Terminal alkyne + NaNH₂ → acetylide; acetylide + methyl/primary/allyl/benzylic R–X → SN2 coupling (inversion). Secondary/tertiary halides give E2; vinyl/aryl halides do not undergo SN2. Acetylene can be dialkylated by repeating the sequence.


Interactive Toolbox

Reagent: NaNH₂ + R–X

Hit the nanh2_rx.png reagent button to launch the Mechanism Solver and replay the acetylide formation + alkylation frames (including the optional repeat from acetylene).
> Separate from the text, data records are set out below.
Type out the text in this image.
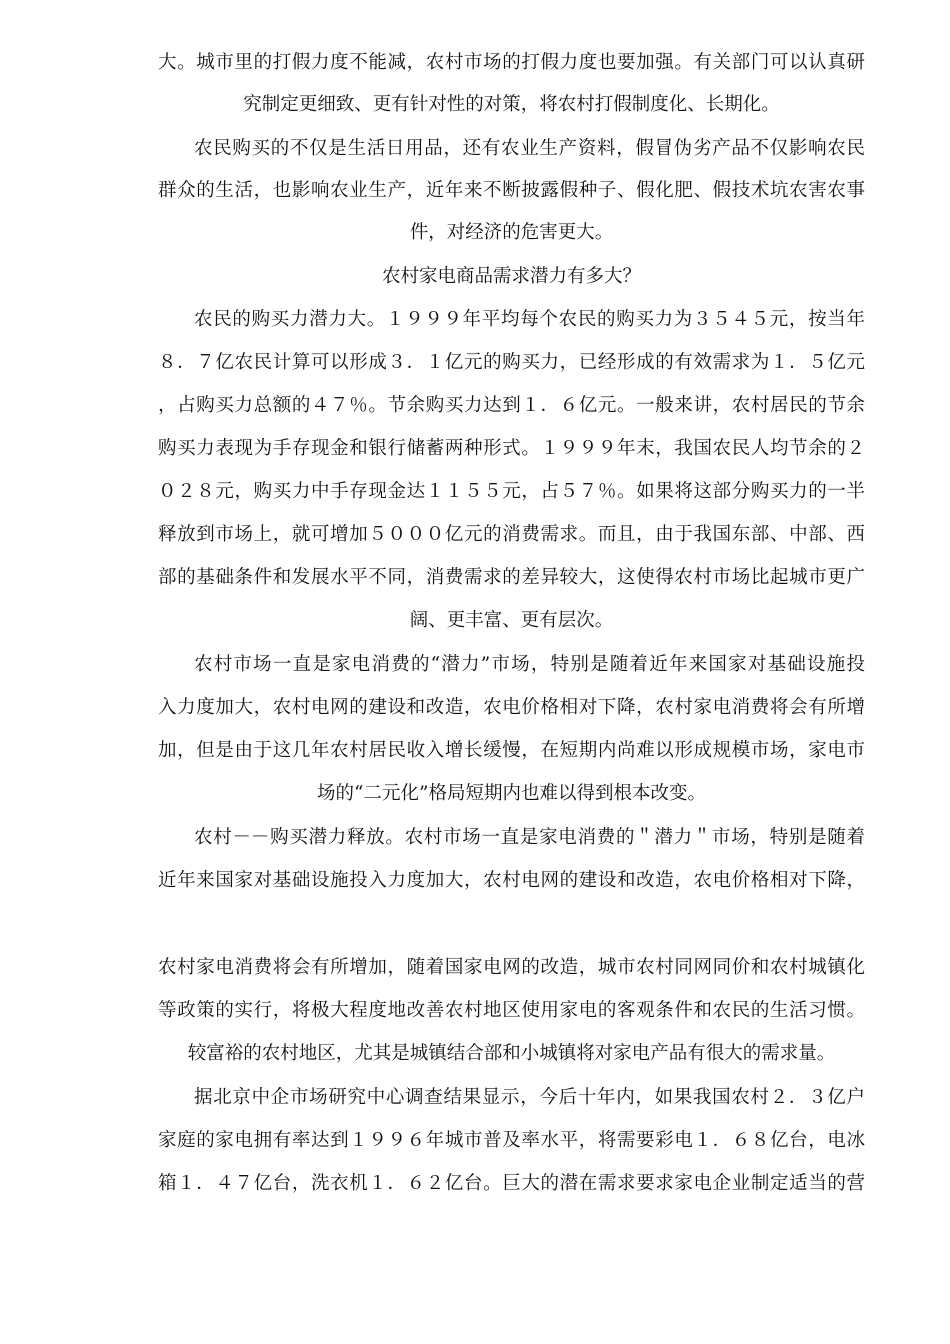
大。城市里的打假力度不能减，农村市场的打假力度也要加强。有关部门可以认真研
究制定更细致、更有针对性的对策，将农村打假制度化、长期化。
农民购买的不仅是生活日用品，还有农业生产资料，假冒伪劣产品不仅影响农民
群众的生活，也影响农业生产，近年来不断披露假种子、假化肥、假技术坑农害农事
件，对经济的危害更大。
农村家电商品需求潜力有多大？
农民的购买力潜力大。１９９９年平均每个农民的购买力为３５４５元，按当年
８．７亿农民计算可以形成３．１亿元的购买力，已经形成的有效需求为１．５亿元
，占购买力总额的４７％。节余购买力达到１．６亿元。一般来讲，农村居民的节余
购买力表现为手存现金和银行储蓄两种形式。１９９９年末，我国农民人均节余的２
０２８元，购买力中手存现金达１１５５元，占５７％。如果将这部分购买力的一半
释放到市场上，就可增加５０００亿元的消费需求。而且，由于我国东部、中部、西
部的基础条件和发展水平不同，消费需求的差异较大，这使得农村市场比起城市更广
阔、更丰富、更有层次。
农村市场一直是家电消费的“潜力”市场，特别是随着近年来国家对基础设施投
入力度加大，农村电网的建设和改造，农电价格相对下降，农村家电消费将会有所增
加，但是由于这几年农村居民收入增长缓慢，在短期内尚难以形成规模市场，家电市
场的“二元化”格局短期内也难以得到根本改变。
农村－－购买潜力释放。农村市场一直是家电消费的＂潜力＂市场，特别是随着
近年来国家对基础设施投入力度加大，农村电网的建设和改造，农电价格相对下降，
农村家电消费将会有所增加，随着国家电网的改造，城市农村同网同价和农村城镇化
等政策的实行，将极大程度地改善农村地区使用家电的客观条件和农民的生活习惯。
较富裕的农村地区，尤其是城镇结合部和小城镇将对家电产品有很大的需求量。
据北京中企市场研究中心调查结果显示，今后十年内，如果我国农村２．３亿户
家庭的家电拥有率达到１９９６年城市普及率水平，将需要彩电１．６８亿台，电冰
箱１．４７亿台，洗衣机１．６２亿台。巨大的潜在需求要求家电企业制定适当的营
  • Mechanism Solver — Animate NaNH₂ deprotonation → SN2 addition (and the optional second alkylation) to reinforce the closed-shell arrow practice.
  • Reaction Solver — Compare substitution vs elimination for methyl/primary versus secondary/tertiary halides + terminal alkynes.
  • IUPAC Namer — Caption both the starting alkyne and the alkynes produced in the worked examples (no SMILES shown to readers).

FAQ

  • Why does NaNH₂ work while NaOH doesn’t? NH₂⁻ has a much stronger conjugate acid, so the equilibrium strongly favors acetylide formation; HO⁻ (pKₐ ≈ 15.7) cannot deprotonate the ≡C–H effectively.
  • Can I use secondary halides? Not productively—expect β-elimination to alkenes; pick a less hindered halide.
  • Do vinyl/aryl halides participate? No, backside approach is blocked; use Pd-catalyzed couplings instead.
  • How do I avoid SN2′ with propargyl halides? Choose electrophiles that lack adjacent π-systems or be prepared to draw both propargyl and allenyl products.
  • Is a workup required? Typically NH₄Cl(aq)/H₂O to neutralize excess base and dissolve inorganic salts before isolation.